Privacy, Governance, and Auditability
Learn Python AI Application Engineer - Part 031
Privacy, governance, and auditability for production AI applications: data classification, consent, retention, lineage, DPIA-style review, model/provider governance, audit trails, policy controls, and regulated workflow defensibility.
Part 031 — Privacy, Governance, and Auditability
1. Why This Part Matters
Security asks:
Can attackers or unauthorized users abuse the system?
Privacy asks:
Are we collecting, processing, storing, exposing, and deleting personal or sensitive data appropriately?
Governance asks:
Who decides what the AI system is allowed to do, how it is evaluated, and how risks are managed?
Auditability asks:
Can we reconstruct and defend what happened?
For production AI applications, especially enterprise and case-management systems, these are not optional.
A model-generated answer can affect:
- customer trust;
- internal decisions;
- compliance posture;
- regulatory defensibility;
- case outcomes;
- employee workflows;
- legal exposure;
- data-subject rights;
- institutional accountability.
The central invariant:
A production AI system must be able to explain not only what it answered, but what data, policy, permission, model, prompt, tool, and human approval path produced that answer.

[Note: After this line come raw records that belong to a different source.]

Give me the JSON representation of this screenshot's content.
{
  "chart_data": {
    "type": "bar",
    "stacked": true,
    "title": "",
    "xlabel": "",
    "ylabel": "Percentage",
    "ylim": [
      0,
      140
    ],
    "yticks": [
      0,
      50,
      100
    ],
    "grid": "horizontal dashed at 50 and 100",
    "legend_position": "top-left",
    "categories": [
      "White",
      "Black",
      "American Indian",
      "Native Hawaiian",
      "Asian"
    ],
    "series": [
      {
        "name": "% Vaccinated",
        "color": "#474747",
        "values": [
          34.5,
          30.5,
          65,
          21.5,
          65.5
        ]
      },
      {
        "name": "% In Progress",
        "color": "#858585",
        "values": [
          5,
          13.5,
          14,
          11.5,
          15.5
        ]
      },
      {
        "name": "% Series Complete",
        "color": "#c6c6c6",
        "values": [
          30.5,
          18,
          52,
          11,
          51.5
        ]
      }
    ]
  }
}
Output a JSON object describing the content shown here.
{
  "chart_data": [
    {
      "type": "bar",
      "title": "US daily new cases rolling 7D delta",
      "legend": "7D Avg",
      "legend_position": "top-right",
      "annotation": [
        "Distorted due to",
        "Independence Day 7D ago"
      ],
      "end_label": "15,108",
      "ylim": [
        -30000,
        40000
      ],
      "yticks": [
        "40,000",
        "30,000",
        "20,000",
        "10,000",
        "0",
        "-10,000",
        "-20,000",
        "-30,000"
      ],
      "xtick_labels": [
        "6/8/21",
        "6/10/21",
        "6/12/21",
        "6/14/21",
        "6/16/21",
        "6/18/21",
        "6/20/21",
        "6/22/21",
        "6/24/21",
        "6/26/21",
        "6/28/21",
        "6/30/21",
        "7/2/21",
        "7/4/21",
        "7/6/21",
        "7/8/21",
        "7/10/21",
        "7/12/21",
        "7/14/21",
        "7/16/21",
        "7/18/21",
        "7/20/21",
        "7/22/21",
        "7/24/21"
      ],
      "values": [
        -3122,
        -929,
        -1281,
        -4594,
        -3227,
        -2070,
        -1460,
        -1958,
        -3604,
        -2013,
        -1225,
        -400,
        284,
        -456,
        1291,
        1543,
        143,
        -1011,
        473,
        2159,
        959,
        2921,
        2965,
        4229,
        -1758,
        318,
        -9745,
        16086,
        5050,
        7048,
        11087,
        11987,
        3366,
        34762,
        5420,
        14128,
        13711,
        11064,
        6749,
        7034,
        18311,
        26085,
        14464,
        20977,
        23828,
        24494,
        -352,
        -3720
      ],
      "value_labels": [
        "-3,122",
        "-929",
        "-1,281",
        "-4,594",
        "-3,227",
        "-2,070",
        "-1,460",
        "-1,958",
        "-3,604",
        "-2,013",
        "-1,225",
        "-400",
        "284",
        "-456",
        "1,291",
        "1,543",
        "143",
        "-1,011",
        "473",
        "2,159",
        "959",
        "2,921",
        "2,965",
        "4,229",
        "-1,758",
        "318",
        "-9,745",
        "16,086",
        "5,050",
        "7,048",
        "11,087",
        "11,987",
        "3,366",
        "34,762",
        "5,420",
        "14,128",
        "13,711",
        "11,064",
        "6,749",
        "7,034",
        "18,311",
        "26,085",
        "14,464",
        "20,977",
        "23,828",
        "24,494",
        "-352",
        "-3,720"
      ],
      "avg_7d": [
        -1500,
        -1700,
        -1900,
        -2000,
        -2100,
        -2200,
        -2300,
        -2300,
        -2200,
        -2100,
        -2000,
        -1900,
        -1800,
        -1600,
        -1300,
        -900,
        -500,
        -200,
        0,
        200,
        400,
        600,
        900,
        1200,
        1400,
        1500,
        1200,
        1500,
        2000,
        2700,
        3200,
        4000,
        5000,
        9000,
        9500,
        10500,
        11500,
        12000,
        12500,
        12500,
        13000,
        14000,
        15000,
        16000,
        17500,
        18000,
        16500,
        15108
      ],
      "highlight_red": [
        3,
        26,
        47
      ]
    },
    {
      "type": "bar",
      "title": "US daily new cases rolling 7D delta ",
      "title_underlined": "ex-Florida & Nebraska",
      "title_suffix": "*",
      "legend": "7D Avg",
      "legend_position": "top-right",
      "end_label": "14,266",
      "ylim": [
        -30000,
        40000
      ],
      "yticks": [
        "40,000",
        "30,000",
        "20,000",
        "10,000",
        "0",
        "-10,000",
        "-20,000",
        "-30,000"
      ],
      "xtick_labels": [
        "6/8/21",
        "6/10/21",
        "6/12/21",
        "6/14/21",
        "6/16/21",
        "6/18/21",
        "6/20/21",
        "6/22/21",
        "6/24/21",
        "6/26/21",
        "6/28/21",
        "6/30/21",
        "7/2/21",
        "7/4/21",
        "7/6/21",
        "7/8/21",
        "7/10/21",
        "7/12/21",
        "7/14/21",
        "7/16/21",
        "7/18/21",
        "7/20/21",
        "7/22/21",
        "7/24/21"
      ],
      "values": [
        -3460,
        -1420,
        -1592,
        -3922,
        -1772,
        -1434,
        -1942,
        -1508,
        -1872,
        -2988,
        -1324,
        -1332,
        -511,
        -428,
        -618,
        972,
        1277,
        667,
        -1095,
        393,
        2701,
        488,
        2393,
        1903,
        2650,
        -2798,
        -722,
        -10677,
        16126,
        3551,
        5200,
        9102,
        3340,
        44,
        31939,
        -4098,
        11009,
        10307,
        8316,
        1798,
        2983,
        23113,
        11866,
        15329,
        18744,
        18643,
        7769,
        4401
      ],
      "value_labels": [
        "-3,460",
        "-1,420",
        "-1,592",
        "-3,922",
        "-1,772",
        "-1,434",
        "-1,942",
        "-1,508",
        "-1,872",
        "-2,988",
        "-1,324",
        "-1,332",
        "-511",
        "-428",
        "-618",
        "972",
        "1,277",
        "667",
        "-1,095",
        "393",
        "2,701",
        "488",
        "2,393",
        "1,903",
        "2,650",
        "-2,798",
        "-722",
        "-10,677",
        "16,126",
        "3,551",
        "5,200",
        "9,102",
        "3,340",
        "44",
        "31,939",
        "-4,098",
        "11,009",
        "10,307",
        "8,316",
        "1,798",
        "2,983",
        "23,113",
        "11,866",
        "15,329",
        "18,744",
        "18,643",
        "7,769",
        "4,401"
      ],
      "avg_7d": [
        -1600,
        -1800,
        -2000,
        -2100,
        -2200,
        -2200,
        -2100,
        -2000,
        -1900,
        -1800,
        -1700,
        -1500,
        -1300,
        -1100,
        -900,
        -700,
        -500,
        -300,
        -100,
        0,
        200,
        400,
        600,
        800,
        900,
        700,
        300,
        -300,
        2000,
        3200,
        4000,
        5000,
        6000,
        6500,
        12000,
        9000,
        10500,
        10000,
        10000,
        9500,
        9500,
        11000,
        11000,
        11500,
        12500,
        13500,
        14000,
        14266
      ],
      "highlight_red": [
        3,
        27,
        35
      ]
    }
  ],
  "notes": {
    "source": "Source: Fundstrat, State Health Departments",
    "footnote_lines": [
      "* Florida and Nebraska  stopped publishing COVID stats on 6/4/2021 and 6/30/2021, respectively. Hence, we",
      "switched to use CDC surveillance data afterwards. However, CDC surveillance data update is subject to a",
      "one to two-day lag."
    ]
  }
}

This part turns privacy/governance/auditability into engineering architecture.
2. Target Skill
After this part, you should be able to:
- classify data used by AI systems;
- design privacy-aware prompt, retrieval, memory, and trace pipelines;
- minimize sensitive data exposure to models and tools;
- define retention and deletion behavior;
- track data lineage from source to answer;
- build audit records for RAG, tools, and agents;
- govern model/provider usage;
- govern prompts, tools, eval datasets, and indexes;
- design review workflows for high-risk AI changes;
- support incident review and regulatory defensibility.
3. Governance Mental Model
A governed AI system has controls across the lifecycle.

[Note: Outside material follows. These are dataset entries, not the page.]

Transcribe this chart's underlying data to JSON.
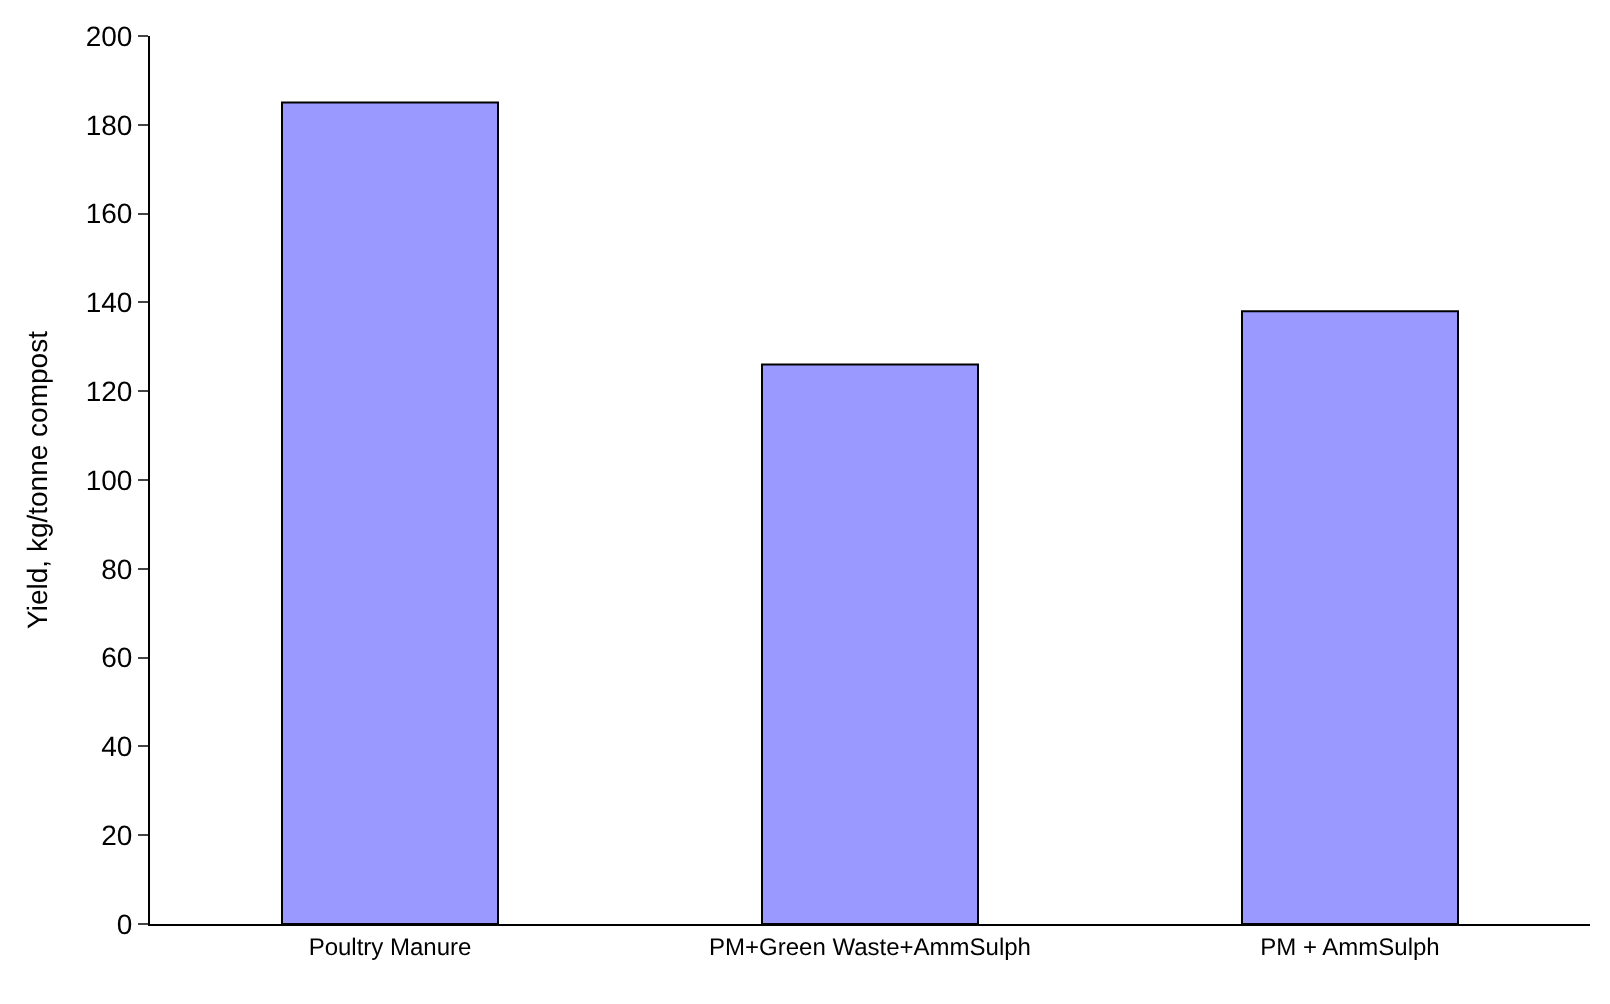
{
  "chart_data": {
    "type": "bar",
    "ylabel": "Yield, kg/tonne compost",
    "categories": [
      "Poultry Manure",
      "PM+Green Waste+AmmSulph",
      "PM + AmmSulph"
    ],
    "values": [
      185,
      126,
      138
    ],
    "color": "#9999ff",
    "ylim": [
      0,
      200
    ],
    "yticks": [
      0,
      20,
      40,
      60,
      80,
      100,
      120,
      140,
      160,
      180,
      200
    ]
  }
}
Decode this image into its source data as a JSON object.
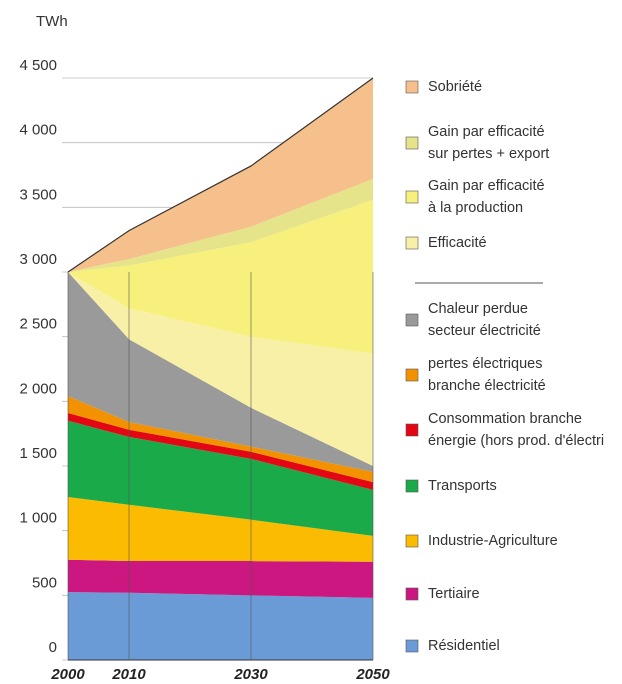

Governance should not be a PDF that nobody reads.
It should be embedded in:
- schemas;
- policy checks;
- CI/CD gates;
- tool registries;
- model gateways;
- audit logs;
- eval reports;
- approval workflows;
- dashboards;
- incident runbooks.
4. Kaufman Deconstruction
Break governance into trainable subskills.
Deliberate practice:
- pick an AI feature;
- map data flows;
- classify data;
- define retention;
- define audit events;
- define approval gate;
- simulate incident;
- check if audit trail is enough.
5. Data Inventory
Start with a data inventory.
AI apps often touch more data than expected.
| Data Category | Examples |
|---|---|
| User input | chat messages, uploaded files |
| Conversation state | prior turns, clarifications |
| Source documents | policies, manuals, evidence |
| Retrieved chunks | passages entering prompt |
| Tool inputs | case IDs, filters, action payloads |
| Tool outputs | case facts, search results |
| Model inputs | rendered prompts, schemas |
| Model outputs | answers, JSON, tool proposals |
| Memory | preferences, summaries, durable facts |
| Traces | prompt hashes, evidence IDs, tool records |
| Eval datasets | examples, outputs, labels |
| Audit events | source/citation/action records |
| Embeddings | vector representations of text |
Important:
Derived data can still be sensitive.
Embeddings, summaries, traces, and eval examples may contain or reveal sensitive information.
6. Data Classification
Define classification levels.
Example:
| Classification | Description | Example |
|---|---|---|
| Public | safe for public disclosure | public docs |
| Internal | internal business info | internal FAQ |
| Confidential | restricted business/user info | case summaries |
| Restricted | highly sensitive/regulatory/legal | evidence, sanctions, legal advice |
Classification should flow through:
- source records;
- chunks;
- embeddings;
- retrieval filters;
- tool outputs;
- prompt context;
- traces;
- caches;
- eval datasets;
- memory.
from typing import Literal
from pydantic import BaseModel
Classification = Literal["public", "internal", "confidential", "restricted"]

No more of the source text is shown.